Les platonisants font de l’idée de « vérité » le produit d’une « conscience intellectuelle » supérieure à la conscience sensible. — Nous croyons tous, disent-ils, à l’objectivité, à l’existence réelle du monde extérieur ; nous avons donc une conscience intellectuelle qui, en pensant le monde extérieur, l’affranchit de la subjectivité de la conscience sensible et l’érige en vérité. Même à nos propres états de conscience nous attribuons une vérité intrinsèque, qu’ils conserveront dans le passé quand nous nous en souviendrons, et qu’ils possédaient d’avance dans l’avenir, alors qu’ils n’existaient pas encore. Il est vrai, objectivement vrai, que j’ai vu hier la foudre tomber ; et il était vrai que je la verrais, alors même que je ne l’avais pas encore vue. Il y a donc en nous une pensée qui, élevée au-dessus de tous les temps, voit mes états de conscience dans ce qu’ils sont, dans ce qu’ils ont été, dans ce qu’ils doivent être144. — La conscience intellectuelle, la pensée pure, quoique numériquement identique à la conscience sensible, et n’ayant pas par elle-même de contenu particulier, en diffère en ce qu’elle convertit de simples états subjectifs en faits et en êtres qui existent en eux-mêmes et pour tous les esprits : elle est la conscience, non des choses, mais de la vérité ou de l’existence des choses. Cette vérité consiste dans la raison déterminante et explicative des choses, qui permet d’affirmer qu’elles ne sont pas un rêve, mais qu’elles prennent place dans l’ordre universel. Elle constitue le droit des choses à l’existence, par opposition au simple fait d’exister. « Il n’y a aucune science, ajoute-t-on, qui ne parle de ce que les choses sont en elles-mêmes, en dehors de toute perception actuelle. La science présuppose donc l’idée d’une vérité absolue. »

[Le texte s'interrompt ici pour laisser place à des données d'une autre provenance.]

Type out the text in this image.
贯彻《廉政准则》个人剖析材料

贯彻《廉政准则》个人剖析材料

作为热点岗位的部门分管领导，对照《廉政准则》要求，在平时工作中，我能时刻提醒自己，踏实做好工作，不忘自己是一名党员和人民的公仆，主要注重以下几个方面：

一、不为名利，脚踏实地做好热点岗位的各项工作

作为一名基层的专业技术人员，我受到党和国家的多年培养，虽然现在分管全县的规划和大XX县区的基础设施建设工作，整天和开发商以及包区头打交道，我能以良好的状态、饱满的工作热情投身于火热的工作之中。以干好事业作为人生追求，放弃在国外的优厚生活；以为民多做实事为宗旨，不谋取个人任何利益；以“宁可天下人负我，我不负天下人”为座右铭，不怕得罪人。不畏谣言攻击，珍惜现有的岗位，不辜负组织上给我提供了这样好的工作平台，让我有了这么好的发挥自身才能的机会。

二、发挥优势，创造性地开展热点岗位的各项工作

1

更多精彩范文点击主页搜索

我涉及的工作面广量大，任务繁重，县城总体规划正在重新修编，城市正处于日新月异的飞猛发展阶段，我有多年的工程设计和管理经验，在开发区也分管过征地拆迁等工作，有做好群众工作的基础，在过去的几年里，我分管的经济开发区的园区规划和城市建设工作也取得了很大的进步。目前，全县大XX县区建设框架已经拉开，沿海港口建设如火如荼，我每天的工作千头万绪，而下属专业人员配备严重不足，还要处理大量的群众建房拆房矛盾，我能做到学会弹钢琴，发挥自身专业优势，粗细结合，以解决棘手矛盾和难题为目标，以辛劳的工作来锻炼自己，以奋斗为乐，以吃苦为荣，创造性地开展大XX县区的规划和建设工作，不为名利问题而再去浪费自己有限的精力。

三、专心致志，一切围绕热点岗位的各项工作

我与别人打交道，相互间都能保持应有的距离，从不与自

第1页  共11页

A cette théorie nous répondrons d’abord que, si la science se place en dehors de toute perception actuelle, elle ne se place pas en dehors de toute perception possible. Quand je dis que la terre tourne autour du soleil, malgré ma perception actuelle, je veux dire que, si j’occupais dans l’espace un point fixe, à une assez grande distance du soleil et de la lune, je percevrais le mouvement de la terre autour du soleil. Je ne me place pas pour cela au point de vue d’une conscience pure concevant l’absolu ; je me place au point de vue de relations autres que celles où, actuellement, ma perception est engagée.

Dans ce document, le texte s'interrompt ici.